2020-03-06 18:37:20.702347+01 by Dan Lyke 0 comments

The evidence for evidence-based therapy is not as clear as we thought

That leaves 50 per cent of ESTs with subpar outcomes across most of our metrics (eg, eye-movement desensitisation and reprocessing for PTSD, interpersonal psychotherapy for depression). In other words, although these ESTs seemed to work based on the claims of the clinical trials cited by the Society of Clinical Psychology, we found the evidence from these trials lacked statistical credibility. For these ESTs, the relevant research results are sufficiently ambiguous that we cannot be sure that they really do work better than other forms of therapy.

American Psychological Association — Evaluating the evidential value of empirically supported psychological treatments (ESTs): A meta-scientific review.

Empirically supported treatments (or therapies; ESTs) are the gold standard in therapeutic interventions for psychopathology. Based on a set of methodological and statistical criteria, the APA has assigned particular treatment-diagnosis combinations EST status and has further rated their empirical support as Strong, Modest, and/or Controversial. Emerging concerns about the replicability of research findings in clinical psychology highlight the need to critically examine the evidential value of EST research. We therefore conducted a metascientific review of the EST literature, using clinical trials reported in an existing online APA database of ESTs, and a set of novel evidential value metrics (i.e., rates of misreported statistics, statistical power, R-Index, and Bayes Factors).
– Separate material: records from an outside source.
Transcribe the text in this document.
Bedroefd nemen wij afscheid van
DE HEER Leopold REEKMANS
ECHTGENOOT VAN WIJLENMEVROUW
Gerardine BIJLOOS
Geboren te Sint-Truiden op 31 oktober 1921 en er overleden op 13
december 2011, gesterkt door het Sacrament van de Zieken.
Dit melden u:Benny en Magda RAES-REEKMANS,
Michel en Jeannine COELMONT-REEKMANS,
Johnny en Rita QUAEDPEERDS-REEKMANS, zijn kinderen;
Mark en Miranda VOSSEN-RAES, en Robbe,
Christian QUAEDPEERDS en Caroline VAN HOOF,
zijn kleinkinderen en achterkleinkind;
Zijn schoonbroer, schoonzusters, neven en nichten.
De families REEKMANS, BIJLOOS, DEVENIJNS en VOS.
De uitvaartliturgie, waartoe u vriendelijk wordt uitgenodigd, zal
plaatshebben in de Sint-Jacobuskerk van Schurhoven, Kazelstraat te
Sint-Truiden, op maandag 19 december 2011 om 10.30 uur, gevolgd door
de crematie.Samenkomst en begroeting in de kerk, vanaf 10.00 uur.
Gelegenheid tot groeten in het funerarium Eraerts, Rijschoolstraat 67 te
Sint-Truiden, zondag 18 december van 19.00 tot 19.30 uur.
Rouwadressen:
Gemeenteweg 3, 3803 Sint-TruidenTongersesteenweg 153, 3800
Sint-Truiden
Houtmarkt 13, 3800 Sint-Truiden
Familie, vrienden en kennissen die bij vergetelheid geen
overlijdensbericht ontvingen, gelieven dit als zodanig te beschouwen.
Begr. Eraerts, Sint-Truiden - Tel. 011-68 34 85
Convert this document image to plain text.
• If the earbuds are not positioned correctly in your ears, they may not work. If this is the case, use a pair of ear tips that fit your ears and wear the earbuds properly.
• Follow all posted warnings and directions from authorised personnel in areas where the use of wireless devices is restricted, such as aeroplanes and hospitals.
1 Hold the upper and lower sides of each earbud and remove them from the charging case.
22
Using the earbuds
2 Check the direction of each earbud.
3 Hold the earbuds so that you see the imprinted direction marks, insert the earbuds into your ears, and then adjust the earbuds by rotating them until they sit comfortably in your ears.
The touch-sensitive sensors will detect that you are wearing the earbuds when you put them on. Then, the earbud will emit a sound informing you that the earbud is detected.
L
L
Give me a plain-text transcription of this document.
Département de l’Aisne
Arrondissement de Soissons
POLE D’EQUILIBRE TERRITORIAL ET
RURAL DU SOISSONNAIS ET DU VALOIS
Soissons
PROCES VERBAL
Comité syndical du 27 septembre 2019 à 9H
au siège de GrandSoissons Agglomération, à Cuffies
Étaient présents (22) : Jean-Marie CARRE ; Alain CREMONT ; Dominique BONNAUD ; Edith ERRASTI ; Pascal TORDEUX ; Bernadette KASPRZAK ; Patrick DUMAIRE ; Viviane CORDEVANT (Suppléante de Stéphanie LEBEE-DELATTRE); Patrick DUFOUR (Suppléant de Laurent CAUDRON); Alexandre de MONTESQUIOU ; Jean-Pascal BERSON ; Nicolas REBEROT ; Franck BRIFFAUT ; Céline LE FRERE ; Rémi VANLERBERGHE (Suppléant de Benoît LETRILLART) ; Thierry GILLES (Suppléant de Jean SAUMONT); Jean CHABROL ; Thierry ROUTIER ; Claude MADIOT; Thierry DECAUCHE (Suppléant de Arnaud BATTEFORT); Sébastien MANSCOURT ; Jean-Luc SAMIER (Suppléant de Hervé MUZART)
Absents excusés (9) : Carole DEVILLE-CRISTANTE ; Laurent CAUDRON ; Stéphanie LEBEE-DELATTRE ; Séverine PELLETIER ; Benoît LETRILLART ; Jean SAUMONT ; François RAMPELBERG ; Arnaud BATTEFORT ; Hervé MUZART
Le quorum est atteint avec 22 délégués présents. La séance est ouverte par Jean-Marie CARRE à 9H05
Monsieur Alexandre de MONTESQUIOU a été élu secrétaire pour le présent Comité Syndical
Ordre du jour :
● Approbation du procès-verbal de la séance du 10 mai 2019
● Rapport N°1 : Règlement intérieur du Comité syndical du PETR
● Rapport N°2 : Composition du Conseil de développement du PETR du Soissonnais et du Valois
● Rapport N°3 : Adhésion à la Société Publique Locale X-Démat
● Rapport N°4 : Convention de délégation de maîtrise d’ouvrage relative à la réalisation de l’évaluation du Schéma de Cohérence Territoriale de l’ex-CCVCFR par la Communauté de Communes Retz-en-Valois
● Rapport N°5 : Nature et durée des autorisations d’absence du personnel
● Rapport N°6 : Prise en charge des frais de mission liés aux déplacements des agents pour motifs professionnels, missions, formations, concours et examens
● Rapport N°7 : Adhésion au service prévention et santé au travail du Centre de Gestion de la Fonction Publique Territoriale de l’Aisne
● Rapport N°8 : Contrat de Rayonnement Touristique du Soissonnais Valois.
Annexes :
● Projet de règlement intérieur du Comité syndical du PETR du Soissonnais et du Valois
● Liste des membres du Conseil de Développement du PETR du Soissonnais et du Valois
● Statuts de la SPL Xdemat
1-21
Our analyses indicated that power and replicability estimates were concerningly low across almost all ESTs, and individually, some ESTs scored poorly across multiple metrics, with Strong ESTs failing to continuously outperform their Modest counterparts. Lastly, we found evidence of improvements over time in statistical power within the EST literature, but not for the strength of evidence of EST efficacy. We describe the implications of our findings for practicing psychotherapists and offer recommendations for improving the evidential value of EST research moving forward. (PsycINFO Database Record (c) 2019 APA, all rights reserved)

Via Metafilter

Short version seems to be that your therapy is probably making you feel better, but the evidence that you're going to continue to feel better because of your therapy is pretty scant.